2. Interdiction de la clause résolutoire de plein droit
Jugé :

- d’une part, que le droit de résiliation du bail pour inexécution d’une clause du contrat est placé sous le contrôle du juge et qu’il en résulte que les clauses résolutoires expresses sont dépourvues de tout effet automatique (CA du Centre, n°124/De, 19-3-2004 : Le groupe SOCOPAC/FOMUP C/ La SCI des Frères Réunis, www.ohada.com , Ohadata J-04-207) ;

- d’autre part, que les conventions légalement formées tiennent lieu de loi à ceux qui les ont faites et qu’il s’ensuit qu’en présence d’une clause de résiliation de plein droit pour non paiement des loyers attribuant compétence au juge des référés pour prononcer la résiliation et l’expulsion, il y a lieu d’appliquer cette clause (C Sup. Abidjan, ch. Jud., n° 136, 15-3-2001, www.ohada.com , Ohadata J-02-86).
Sur la validité de la clause résolutoire de plein droit pour sanctionner le motif grave et légitime de résiliation du bail, voir supra sous art. 95.

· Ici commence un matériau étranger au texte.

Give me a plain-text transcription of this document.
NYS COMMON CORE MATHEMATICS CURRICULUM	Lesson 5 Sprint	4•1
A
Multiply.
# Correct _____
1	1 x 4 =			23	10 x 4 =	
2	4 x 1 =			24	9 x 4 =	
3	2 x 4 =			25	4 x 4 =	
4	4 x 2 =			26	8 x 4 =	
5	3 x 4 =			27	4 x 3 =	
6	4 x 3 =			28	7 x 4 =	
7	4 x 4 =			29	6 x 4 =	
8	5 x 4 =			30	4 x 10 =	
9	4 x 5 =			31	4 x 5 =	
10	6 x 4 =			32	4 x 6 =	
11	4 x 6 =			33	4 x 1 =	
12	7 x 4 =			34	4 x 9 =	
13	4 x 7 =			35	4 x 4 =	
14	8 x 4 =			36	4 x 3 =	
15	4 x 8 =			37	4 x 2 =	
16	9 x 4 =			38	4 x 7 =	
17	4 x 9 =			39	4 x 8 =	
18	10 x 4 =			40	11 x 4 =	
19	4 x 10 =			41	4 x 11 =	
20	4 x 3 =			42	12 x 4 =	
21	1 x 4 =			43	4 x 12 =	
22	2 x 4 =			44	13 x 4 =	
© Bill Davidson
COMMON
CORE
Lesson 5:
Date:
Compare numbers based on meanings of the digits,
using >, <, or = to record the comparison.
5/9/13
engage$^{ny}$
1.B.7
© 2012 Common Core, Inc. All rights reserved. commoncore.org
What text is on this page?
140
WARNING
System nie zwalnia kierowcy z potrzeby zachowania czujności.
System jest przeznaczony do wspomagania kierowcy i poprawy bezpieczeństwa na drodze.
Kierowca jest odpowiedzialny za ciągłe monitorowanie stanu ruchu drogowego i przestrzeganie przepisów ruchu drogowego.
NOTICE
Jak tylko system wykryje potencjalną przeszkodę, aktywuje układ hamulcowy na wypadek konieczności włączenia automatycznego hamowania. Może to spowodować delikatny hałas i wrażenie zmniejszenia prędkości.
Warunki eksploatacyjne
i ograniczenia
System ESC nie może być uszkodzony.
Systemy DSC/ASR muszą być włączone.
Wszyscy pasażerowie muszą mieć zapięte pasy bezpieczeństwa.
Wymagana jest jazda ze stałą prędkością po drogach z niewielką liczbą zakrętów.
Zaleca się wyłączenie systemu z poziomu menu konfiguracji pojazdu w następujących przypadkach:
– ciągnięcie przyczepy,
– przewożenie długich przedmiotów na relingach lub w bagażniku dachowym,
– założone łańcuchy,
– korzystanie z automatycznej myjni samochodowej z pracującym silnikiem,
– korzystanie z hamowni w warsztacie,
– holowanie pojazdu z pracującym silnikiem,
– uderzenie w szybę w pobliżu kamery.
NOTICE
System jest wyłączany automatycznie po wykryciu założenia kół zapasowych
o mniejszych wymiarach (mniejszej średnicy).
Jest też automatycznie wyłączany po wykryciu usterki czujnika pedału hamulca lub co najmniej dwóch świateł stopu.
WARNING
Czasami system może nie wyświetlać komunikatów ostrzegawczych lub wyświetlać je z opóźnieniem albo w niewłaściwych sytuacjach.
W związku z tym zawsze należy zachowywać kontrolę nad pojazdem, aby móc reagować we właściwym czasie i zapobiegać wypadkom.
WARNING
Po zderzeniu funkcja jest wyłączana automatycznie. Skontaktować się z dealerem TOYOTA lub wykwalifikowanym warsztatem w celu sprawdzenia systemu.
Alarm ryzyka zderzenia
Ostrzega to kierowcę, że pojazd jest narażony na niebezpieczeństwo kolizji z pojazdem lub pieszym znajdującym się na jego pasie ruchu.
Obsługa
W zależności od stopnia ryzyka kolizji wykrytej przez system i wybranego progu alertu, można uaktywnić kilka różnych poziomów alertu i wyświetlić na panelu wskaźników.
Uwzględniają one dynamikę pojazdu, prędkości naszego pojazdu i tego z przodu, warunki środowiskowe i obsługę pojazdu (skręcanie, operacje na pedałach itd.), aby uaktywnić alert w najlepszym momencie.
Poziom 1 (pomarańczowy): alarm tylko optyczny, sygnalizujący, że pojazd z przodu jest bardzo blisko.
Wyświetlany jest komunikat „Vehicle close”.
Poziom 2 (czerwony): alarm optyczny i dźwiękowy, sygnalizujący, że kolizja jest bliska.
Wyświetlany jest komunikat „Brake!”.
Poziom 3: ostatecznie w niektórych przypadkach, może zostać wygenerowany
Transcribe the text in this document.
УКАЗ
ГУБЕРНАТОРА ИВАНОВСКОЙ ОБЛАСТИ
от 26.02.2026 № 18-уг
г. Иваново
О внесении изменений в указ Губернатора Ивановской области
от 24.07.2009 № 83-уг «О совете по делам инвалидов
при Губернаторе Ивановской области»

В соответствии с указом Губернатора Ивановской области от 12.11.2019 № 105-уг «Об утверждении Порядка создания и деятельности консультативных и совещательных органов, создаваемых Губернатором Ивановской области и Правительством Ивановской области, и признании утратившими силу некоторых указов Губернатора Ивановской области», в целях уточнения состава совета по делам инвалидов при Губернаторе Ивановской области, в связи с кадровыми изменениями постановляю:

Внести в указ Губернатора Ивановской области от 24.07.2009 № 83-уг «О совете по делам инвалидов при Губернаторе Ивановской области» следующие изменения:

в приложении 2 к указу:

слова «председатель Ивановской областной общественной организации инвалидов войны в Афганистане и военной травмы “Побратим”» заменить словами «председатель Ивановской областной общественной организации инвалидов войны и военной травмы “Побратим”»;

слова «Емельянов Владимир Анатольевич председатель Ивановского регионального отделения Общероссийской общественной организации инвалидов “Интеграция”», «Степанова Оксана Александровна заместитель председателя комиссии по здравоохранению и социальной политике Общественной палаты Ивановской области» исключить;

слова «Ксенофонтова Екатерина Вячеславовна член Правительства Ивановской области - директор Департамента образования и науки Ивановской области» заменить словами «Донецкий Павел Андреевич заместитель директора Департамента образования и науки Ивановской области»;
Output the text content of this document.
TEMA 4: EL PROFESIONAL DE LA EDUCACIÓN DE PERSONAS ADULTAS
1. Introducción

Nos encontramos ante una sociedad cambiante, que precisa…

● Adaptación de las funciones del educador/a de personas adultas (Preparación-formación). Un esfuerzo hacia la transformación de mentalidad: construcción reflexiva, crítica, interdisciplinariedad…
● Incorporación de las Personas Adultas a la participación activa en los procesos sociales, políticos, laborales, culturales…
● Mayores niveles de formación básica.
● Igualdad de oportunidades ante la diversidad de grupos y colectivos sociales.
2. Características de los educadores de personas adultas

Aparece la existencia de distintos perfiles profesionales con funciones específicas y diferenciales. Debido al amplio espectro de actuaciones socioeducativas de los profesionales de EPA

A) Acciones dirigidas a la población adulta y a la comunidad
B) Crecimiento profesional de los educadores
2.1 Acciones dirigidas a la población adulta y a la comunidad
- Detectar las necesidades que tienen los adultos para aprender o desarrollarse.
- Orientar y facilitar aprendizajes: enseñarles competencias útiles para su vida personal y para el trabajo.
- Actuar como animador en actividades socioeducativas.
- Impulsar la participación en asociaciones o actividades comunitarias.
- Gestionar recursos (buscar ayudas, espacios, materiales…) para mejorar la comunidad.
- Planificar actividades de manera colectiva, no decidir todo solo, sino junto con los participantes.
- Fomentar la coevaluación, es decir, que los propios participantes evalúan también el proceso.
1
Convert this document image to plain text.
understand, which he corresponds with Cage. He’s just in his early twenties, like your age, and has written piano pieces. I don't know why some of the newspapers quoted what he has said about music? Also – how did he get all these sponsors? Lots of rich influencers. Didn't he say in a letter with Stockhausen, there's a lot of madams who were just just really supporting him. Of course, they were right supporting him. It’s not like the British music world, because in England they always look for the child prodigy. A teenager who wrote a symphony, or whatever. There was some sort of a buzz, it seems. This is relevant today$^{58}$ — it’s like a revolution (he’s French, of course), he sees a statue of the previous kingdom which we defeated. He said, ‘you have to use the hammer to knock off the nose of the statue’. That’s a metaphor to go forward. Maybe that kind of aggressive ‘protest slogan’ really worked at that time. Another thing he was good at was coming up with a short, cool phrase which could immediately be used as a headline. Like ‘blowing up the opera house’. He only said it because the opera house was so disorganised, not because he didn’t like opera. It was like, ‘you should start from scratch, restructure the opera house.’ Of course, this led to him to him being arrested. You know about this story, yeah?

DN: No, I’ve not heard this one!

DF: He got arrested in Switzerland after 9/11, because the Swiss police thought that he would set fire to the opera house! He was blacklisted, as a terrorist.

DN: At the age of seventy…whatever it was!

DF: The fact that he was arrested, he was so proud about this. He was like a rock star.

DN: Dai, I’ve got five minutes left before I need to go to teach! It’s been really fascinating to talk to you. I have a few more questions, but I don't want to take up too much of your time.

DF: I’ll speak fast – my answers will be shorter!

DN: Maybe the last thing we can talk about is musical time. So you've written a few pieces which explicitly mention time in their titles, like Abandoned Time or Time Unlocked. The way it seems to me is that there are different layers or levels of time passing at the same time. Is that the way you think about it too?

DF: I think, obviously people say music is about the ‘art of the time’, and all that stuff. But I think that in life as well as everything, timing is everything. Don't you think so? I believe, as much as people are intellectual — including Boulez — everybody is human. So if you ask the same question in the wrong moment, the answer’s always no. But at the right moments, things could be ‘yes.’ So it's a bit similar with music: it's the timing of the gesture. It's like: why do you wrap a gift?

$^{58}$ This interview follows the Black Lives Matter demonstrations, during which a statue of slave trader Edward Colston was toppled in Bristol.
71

3. Causes de résiliation judiciaire
La résiliation judiciaire du bail ne peut avoir lieu qu’à défaut de paiement du loyer ou en cas d’inexécution d’une clause du bail conformément à l’article 101 AUDCG (TPI Bangangté, n° 10/CIV, 17-4-2003 : TCHOUMBA Dieudonné c/ Sté G.D.B., www.ohada.com , Ohadata J-05-166).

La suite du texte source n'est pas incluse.